DHCP "static" assignments

Thu Aug 8 15:08:47 UTC 2013

Gregory Sloop wrote:
>I'm puzzled.
> <snip>

That's OK, confusion is the "normal" state for some of us :)

What you write is correct - you can put an address that's allocated with a fixed-address statement in a range and prevent (but see below) it being given to another client by the deny unknown clients option ...
But there's no reason to create the range in the first place - it's superfluous config. Just using a fixed-address is sufficient for the client to be given an address - that really is all you need.

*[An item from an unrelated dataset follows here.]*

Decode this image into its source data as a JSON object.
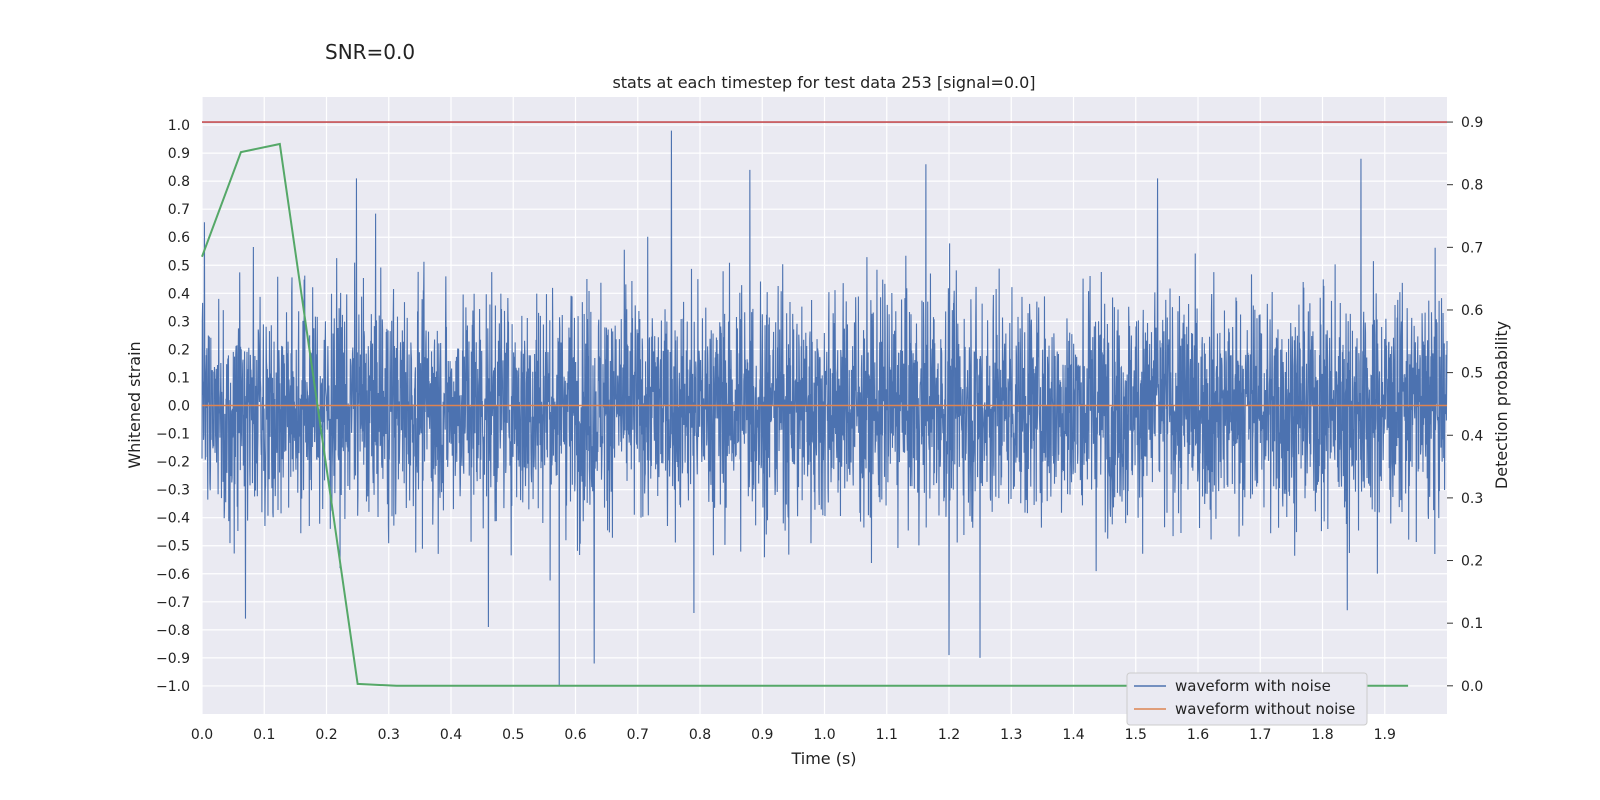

But there are two key points you miss :

1) *ANY* client with a host declaration is known, regardless of whether it has a fixed address statement with an address *in this subnet*. Thus you could have a client that should be in another subnet, but for some reason it gets moved - user "ups and walks" with it, admin cocks up a VLAN setting, or any number of reasons. Such a client is still known (it has a host declaration), but it's fixed-address assignment will be ignored (not valid in this subnet). Thus it's eligible to be given the dynamic address in a range you've unwittingly setup specifically for such hosts.

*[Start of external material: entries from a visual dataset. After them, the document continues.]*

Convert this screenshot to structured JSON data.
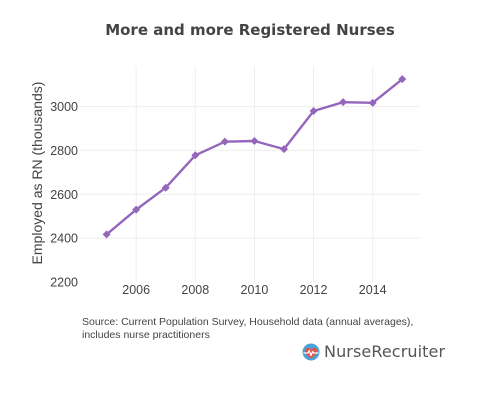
{
  "chart_data": {
    "type": "line",
    "title": "More and more Registered Nurses",
    "xlabel": "",
    "ylabel": "Employed as RN (thousands)",
    "x": [
      2005,
      2006,
      2007,
      2008,
      2009,
      2010,
      2011,
      2012,
      2013,
      2014,
      2015
    ],
    "series": [
      {
        "values": [
          2417,
          2530,
          2630,
          2778,
          2840,
          2843,
          2806,
          2980,
          3020,
          3017,
          3125
        ]
      }
    ],
    "xlim": [
      2004.1,
      2015.6
    ],
    "ylim": [
      2200,
      3185
    ],
    "xticks": [
      "2006",
      "2008",
      "2010",
      "2012",
      "2014"
    ],
    "yticks": [
      "2200",
      "2400",
      "2600",
      "2800",
      "3000"
    ],
    "grid": true,
    "line_color": "#9467bd"
  },
  "footer": {
    "source_line1": "Source: Current Population Survey, Household data (annual averages),",
    "source_line2": "includes nurse practitioners"
  },
  "logo": {
    "text": "NurseRecruiter",
    "icon": "nurserecruiter-logo-icon"
  }
}
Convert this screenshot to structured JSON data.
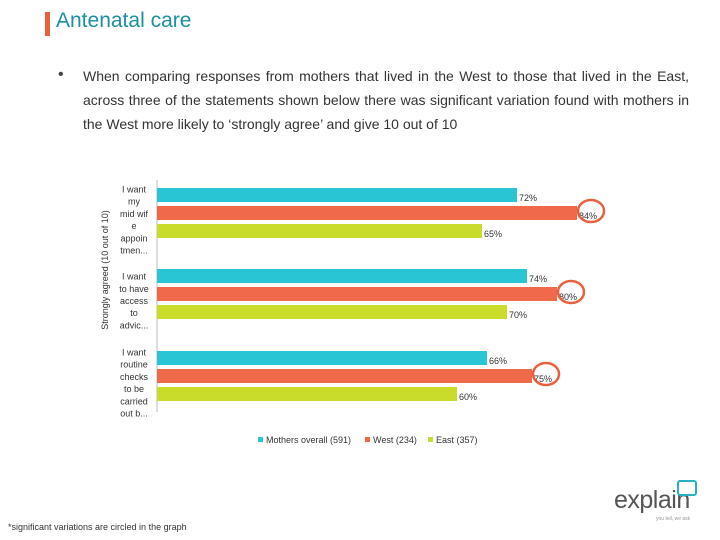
{
  "header": {
    "title": "Antenatal care"
  },
  "bullet": {
    "text": "When comparing responses from mothers that lived in the West to those that lived in the East, across three of the statements shown below there was significant variation found with mothers in the West more likely to ‘strongly agree’ and give 10 out of 10"
  },
  "chart_data": {
    "type": "bar",
    "orientation": "horizontal",
    "ylabel": "Strongly agreed (10 out of 10)",
    "categories": [
      "I want my midwife appointmen...",
      "I want to have access to advic...",
      "I want routine checks to be carried out b..."
    ],
    "category_lines": [
      [
        "I want",
        "my",
        "mid wif",
        "e",
        "appoin",
        "tmen..."
      ],
      [
        "I want",
        "to have",
        "access",
        "to",
        "advic..."
      ],
      [
        "I want",
        "routine",
        "checks",
        "to be",
        "carried",
        "out b..."
      ]
    ],
    "series": [
      {
        "name": "Mothers overall (591)",
        "color": "#29c5d4",
        "values": [
          72,
          74,
          66
        ],
        "labels": [
          "72%",
          "74%",
          "66%"
        ]
      },
      {
        "name": "West (234)",
        "color": "#f0694a",
        "values": [
          84,
          80,
          75
        ],
        "labels": [
          "84%",
          "80%",
          "75%"
        ]
      },
      {
        "name": "East (357)",
        "color": "#c9dc2a",
        "values": [
          65,
          70,
          60
        ],
        "labels": [
          "65%",
          "70%",
          "60%"
        ]
      }
    ],
    "xlim": [
      0,
      100
    ],
    "significant_series": "West (234)",
    "highlight_color": "#e8603c",
    "legend_position": "bottom"
  },
  "footnote": "*significant variations are circled in the graph",
  "logo": {
    "word": "explain",
    "tagline": "you tell, we ask"
  }
}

2) There are other uses for host declarations - and no requirement that they have fixed-addresses. One such use is to simply make clients "known". Thus you could (and this works fine in small networks) have a pool for guests that get one set of parameters, and another pool for your known devices (which get different parameters). So the main reason for the [allow|deny] known-clients is not for blocking addresses out to leave them free for fixed-addresses, it's for allowing this sort of "my device|visitor" config.

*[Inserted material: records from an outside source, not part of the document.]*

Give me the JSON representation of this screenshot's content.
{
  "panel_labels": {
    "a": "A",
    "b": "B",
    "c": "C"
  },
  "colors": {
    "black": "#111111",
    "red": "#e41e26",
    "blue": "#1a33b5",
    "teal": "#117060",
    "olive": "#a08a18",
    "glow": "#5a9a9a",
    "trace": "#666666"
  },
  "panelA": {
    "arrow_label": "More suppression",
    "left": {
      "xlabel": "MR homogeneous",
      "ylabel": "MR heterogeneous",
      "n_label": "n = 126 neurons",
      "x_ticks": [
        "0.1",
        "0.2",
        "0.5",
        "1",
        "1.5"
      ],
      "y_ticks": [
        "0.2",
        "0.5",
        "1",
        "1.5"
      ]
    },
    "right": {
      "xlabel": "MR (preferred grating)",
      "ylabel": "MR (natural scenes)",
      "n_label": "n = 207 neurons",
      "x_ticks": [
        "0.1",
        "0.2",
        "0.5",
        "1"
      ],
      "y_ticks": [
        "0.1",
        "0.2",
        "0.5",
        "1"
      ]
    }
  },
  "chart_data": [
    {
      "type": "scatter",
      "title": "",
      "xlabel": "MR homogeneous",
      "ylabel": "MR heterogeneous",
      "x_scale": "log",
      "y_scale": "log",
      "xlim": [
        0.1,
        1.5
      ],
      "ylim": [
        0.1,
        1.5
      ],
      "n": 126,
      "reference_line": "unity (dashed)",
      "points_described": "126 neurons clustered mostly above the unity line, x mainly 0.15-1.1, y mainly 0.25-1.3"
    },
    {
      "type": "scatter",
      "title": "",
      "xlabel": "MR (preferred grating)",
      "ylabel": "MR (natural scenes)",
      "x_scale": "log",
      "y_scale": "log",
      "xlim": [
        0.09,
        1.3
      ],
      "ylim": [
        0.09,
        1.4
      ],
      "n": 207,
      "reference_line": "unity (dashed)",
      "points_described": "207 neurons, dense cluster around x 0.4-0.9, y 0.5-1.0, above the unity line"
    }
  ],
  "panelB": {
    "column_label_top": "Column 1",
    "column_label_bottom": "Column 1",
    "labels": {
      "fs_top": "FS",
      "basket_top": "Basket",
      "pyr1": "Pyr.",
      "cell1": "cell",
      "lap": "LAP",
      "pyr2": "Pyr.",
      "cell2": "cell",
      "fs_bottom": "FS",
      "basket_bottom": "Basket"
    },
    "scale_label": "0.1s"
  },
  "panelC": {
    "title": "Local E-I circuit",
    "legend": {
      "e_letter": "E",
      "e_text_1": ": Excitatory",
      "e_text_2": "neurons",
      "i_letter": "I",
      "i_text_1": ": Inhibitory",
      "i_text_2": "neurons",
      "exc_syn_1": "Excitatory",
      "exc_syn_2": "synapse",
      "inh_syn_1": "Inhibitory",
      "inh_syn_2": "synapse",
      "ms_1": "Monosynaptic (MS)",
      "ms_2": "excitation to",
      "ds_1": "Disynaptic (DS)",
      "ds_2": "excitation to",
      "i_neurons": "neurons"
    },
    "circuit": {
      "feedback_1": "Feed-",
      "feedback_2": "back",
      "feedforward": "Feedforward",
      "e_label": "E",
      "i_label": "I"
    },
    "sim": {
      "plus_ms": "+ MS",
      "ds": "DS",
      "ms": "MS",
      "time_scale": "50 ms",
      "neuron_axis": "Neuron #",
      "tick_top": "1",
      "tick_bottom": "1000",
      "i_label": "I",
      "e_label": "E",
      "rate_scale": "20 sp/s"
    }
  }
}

Note that for 1) you *CANNOT* avoid this by trying to "scope" host declarations within a subnet declaration. You can put host declarations within a subnet, but host declarations are global no matter where they are declared. What will happen, and we've had cases pop up on this list from time to time, is that you get very strange effects as the hosts inherit some options from the subnet where it is declared but an address from the subnet where it is located. The most obvious artifact of this is a client that gets a router option for a router that isn't in the same subnet as the IP it's been leased !
Since there is rarely, if ever, a need for such inheritance, the standard advice is to never ever put a host declaration within a subnet declaration. It is almost certain to create "interesting" problems.